Who shall blame him? Who will not secretly rejoice when the hero puts his armour off, and halts by the window and gazes at his wife and son, who, very distant at first, gradually come closer and closer, till lips and book and head are clearly before him, though still lovely and unfamiliar from the intensity of his isolation and the waste of ages and the perishing of the stars, and finally putting his pipe in his pocket and bending his magnificent head before her—who will blame him if he does homage to the beauty of the world?

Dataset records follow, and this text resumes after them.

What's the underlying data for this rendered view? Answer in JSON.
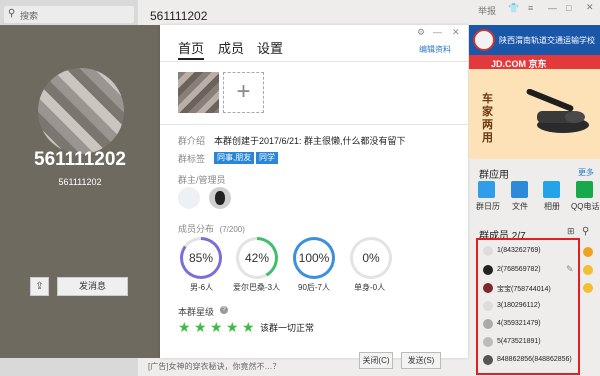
{
  "sidebar": {
    "search_placeholder": "搜索"
  },
  "chat": {
    "title": "561111202",
    "top_right_label": "举报"
  },
  "profile": {
    "display_name": "561111202",
    "number": "561111202",
    "share_icon": "share-icon",
    "message_label": "发消息"
  },
  "card": {
    "tabs": [
      "首页",
      "成员",
      "设置"
    ],
    "edit_label": "编辑资料",
    "intro_label": "群介绍",
    "intro_text": "本群创建于2017/6/21:  群主很懒,什么都没有留下",
    "tag_label": "群标签",
    "tags": [
      "同事,朋友",
      "同学"
    ],
    "admin_label": "群主/管理员",
    "dist_label": "成员分布",
    "dist_count": "(7/200)",
    "stats": [
      {
        "value": "85%",
        "label": "男-6人",
        "pct": 85,
        "color": "#7b6fd6"
      },
      {
        "value": "42%",
        "label": "爱尔巴桑-3人",
        "pct": 42,
        "color": "#3fbf6a"
      },
      {
        "value": "100%",
        "label": "90后-7人",
        "pct": 100,
        "color": "#3c8ee0"
      },
      {
        "value": "0%",
        "label": "单身-0人",
        "pct": 0,
        "color": "#cccccc"
      }
    ],
    "level_label": "本群星级",
    "stars": 5,
    "star_color": "#3dbb42",
    "star_note": "该群一切正常"
  },
  "footer": {
    "ad_text": "[广告]女神的穿衣秘诀，你竟然不…？",
    "close_label": "关闭(C)",
    "send_label": "发送(S)"
  },
  "ads": {
    "top_text": "陕西渭南轨道交通运输学校",
    "jd_brand": "JD.COM 京东",
    "jd_text": "车家两用"
  },
  "apps": {
    "title": "群应用",
    "more_label": "更多",
    "items": [
      {
        "label": "群日历",
        "color": "#2f9de8"
      },
      {
        "label": "文件",
        "color": "#2d8ad8"
      },
      {
        "label": "相册",
        "color": "#22a4e6"
      },
      {
        "label": "QQ电话",
        "color": "#1aa84c"
      }
    ]
  },
  "members": {
    "title": "群成员 2/7",
    "list": [
      {
        "name": "1(843262769)"
      },
      {
        "name": "2(768569782)"
      },
      {
        "name": "宝宝(758744014)"
      },
      {
        "name": "3(180296112)"
      },
      {
        "name": "4(359321479)"
      },
      {
        "name": "5(473521891)"
      },
      {
        "name": "848862856(848862856)"
      }
    ],
    "highlight_color": "#e02020"
  }
}
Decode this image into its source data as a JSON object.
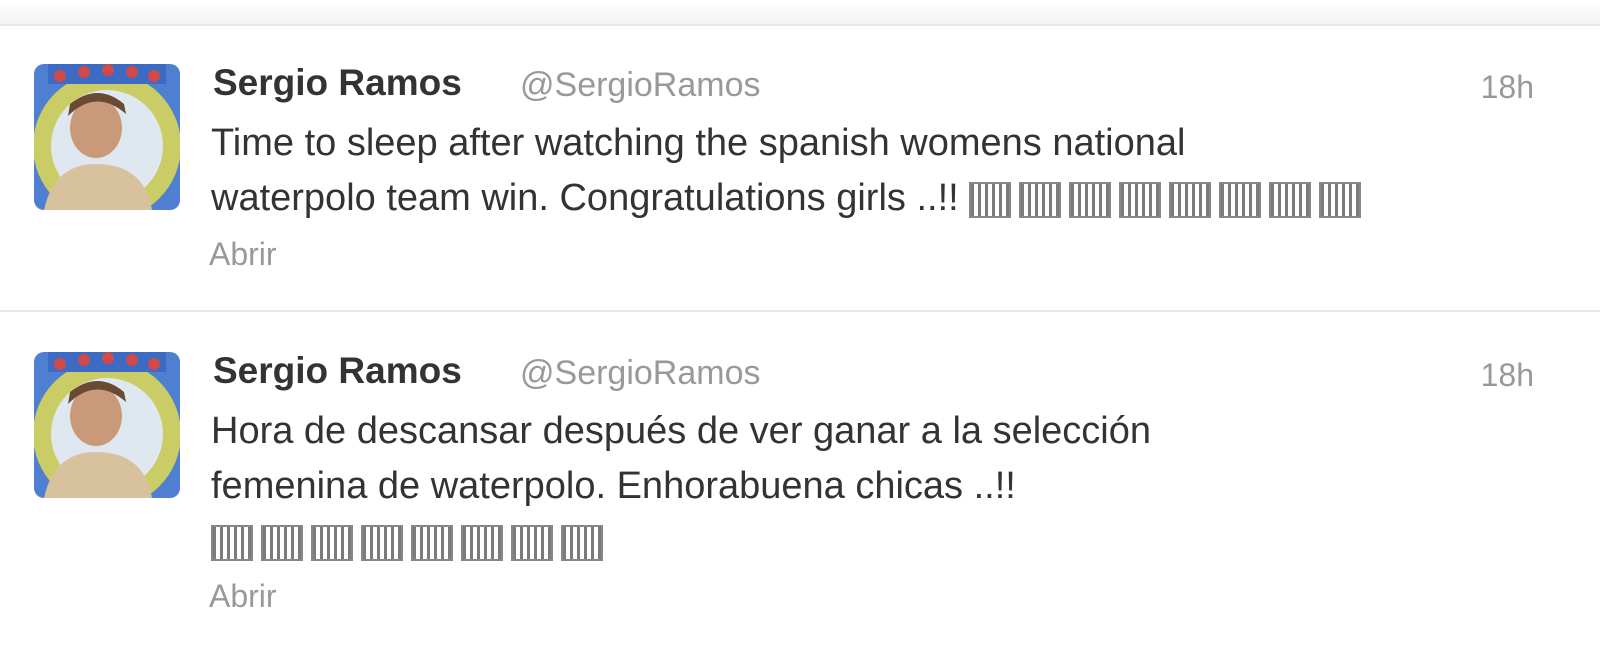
{
  "tweets": [
    {
      "fullname": "Sergio Ramos",
      "username": "@SergioRamos",
      "time": "18h",
      "lines": [
        "Time to sleep after watching the spanish womens national",
        "waterpolo team win. Congratulations girls ..!!"
      ],
      "emoji_icons": [
        "flag-es-icon",
        "flag-es-icon",
        "flag-es-icon",
        "flag-es-icon",
        "flag-es-icon",
        "flag-es-icon",
        "flag-es-icon",
        "flag-es-icon"
      ],
      "open_label": "Abrir"
    },
    {
      "fullname": "Sergio Ramos",
      "username": "@SergioRamos",
      "time": "18h",
      "lines": [
        "Hora de descansar después de ver ganar a la selección",
        "femenina de waterpolo. Enhorabuena chicas ..!!"
      ],
      "emoji_icons": [
        "flag-es-icon",
        "flag-es-icon",
        "flag-es-icon",
        "flag-es-icon",
        "flag-es-icon",
        "flag-es-icon",
        "flag-es-icon",
        "flag-es-icon"
      ],
      "open_label": "Abrir"
    }
  ],
  "colors": {
    "name": "#333333",
    "muted": "#999999",
    "divider": "#e8e8e8"
  }
}
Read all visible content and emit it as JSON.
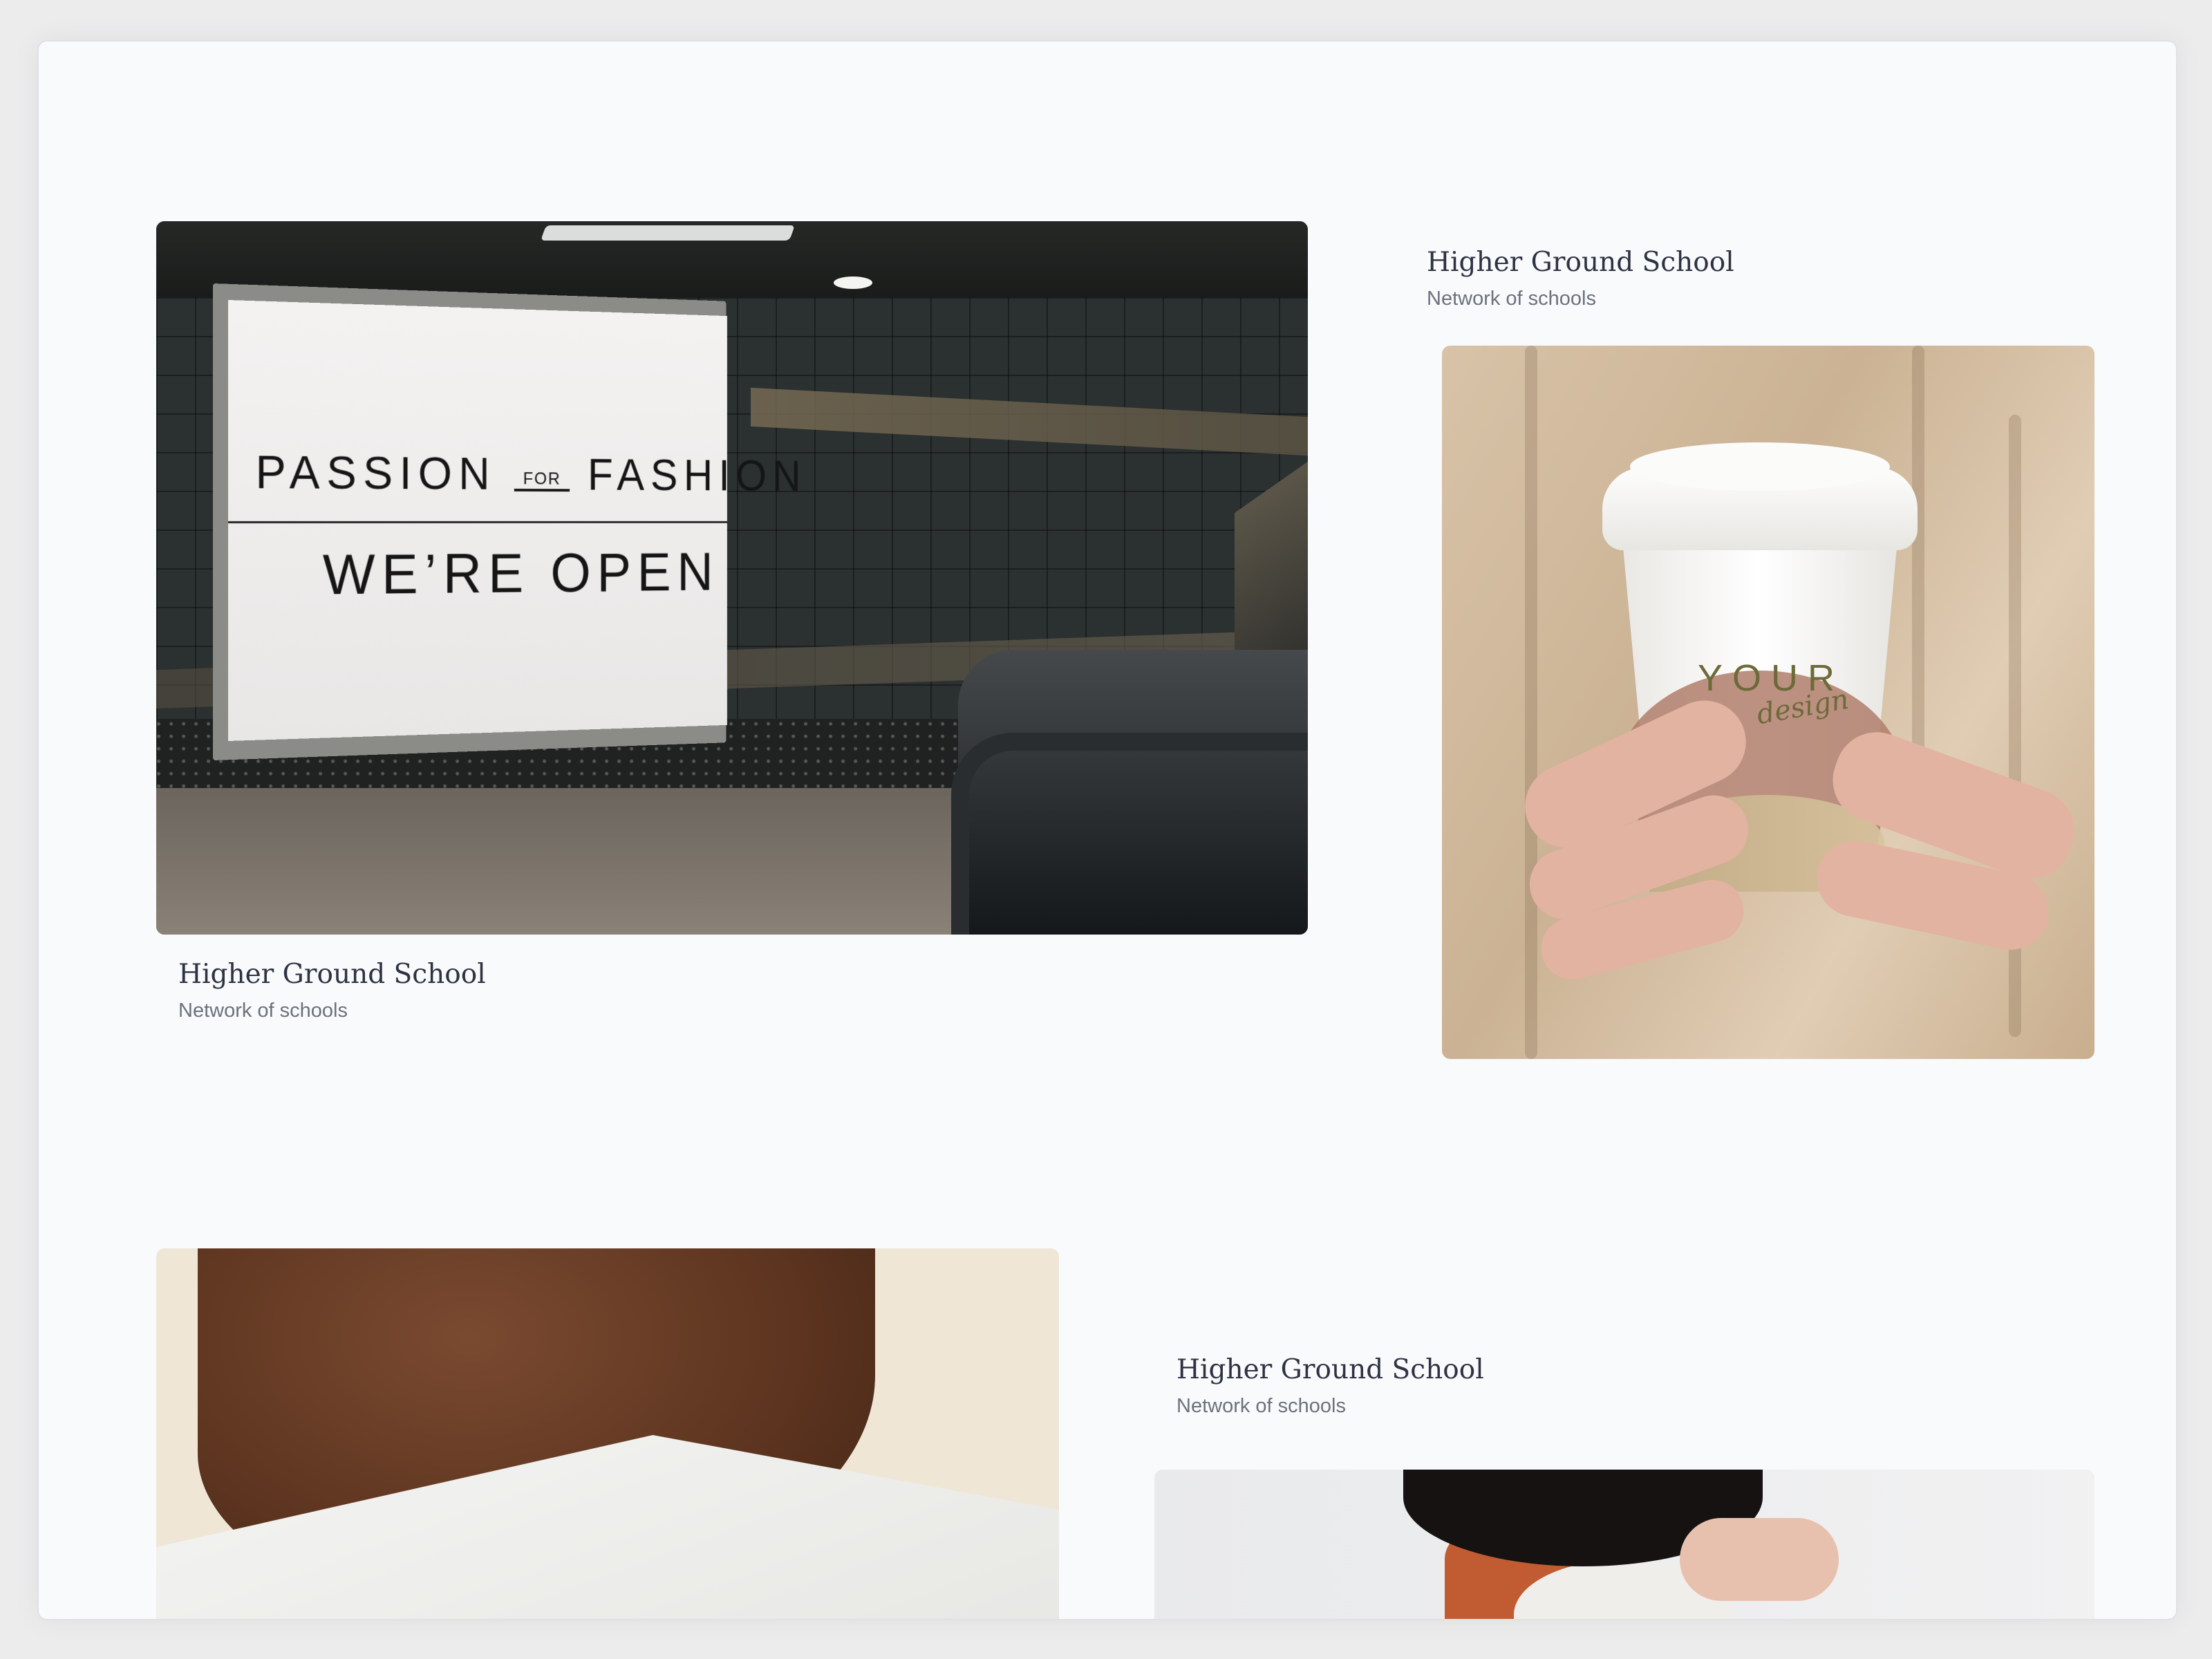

As Mr. Ramsay strolls across the lawn in Chapter VI of “The Window,” he catches sight of Mrs. Ramsay and James in the window. His reaction comes as something of a surprise given the troubled ruminations of his mind described just pages before. He, like nearly every character in the novel, is keenly aware of the inevitability of death and the likelihood of its casting his existence into absolute oblivion. Mr. Ramsay knows that few men achieve intellectual immortality. The above passage testifies to his knowledge that all things, from the stars in the sky to the fruits of his career, are doomed to perish. Here, rather than cave in to the anxieties brought on by that knowledge, punish James for dreaming of the lighthouse, or demand that Mrs. Ramsay or Lily lavish him with sympathy, Mr. Ramsay satisfies himself by appreciating the beauty that surrounds him. The tableau of his wife and child cannot last—after all, they will eventually move and break the pose—but it has the power, nevertheless, to assuage his troubled mind. These moments integrate the random fragments of experience and interaction in the world. As Mr. Ramsay brings his wife and son visually “closer and closer,” the distance among the three shortens, buoying Mr. Ramsay up from the depths of despair.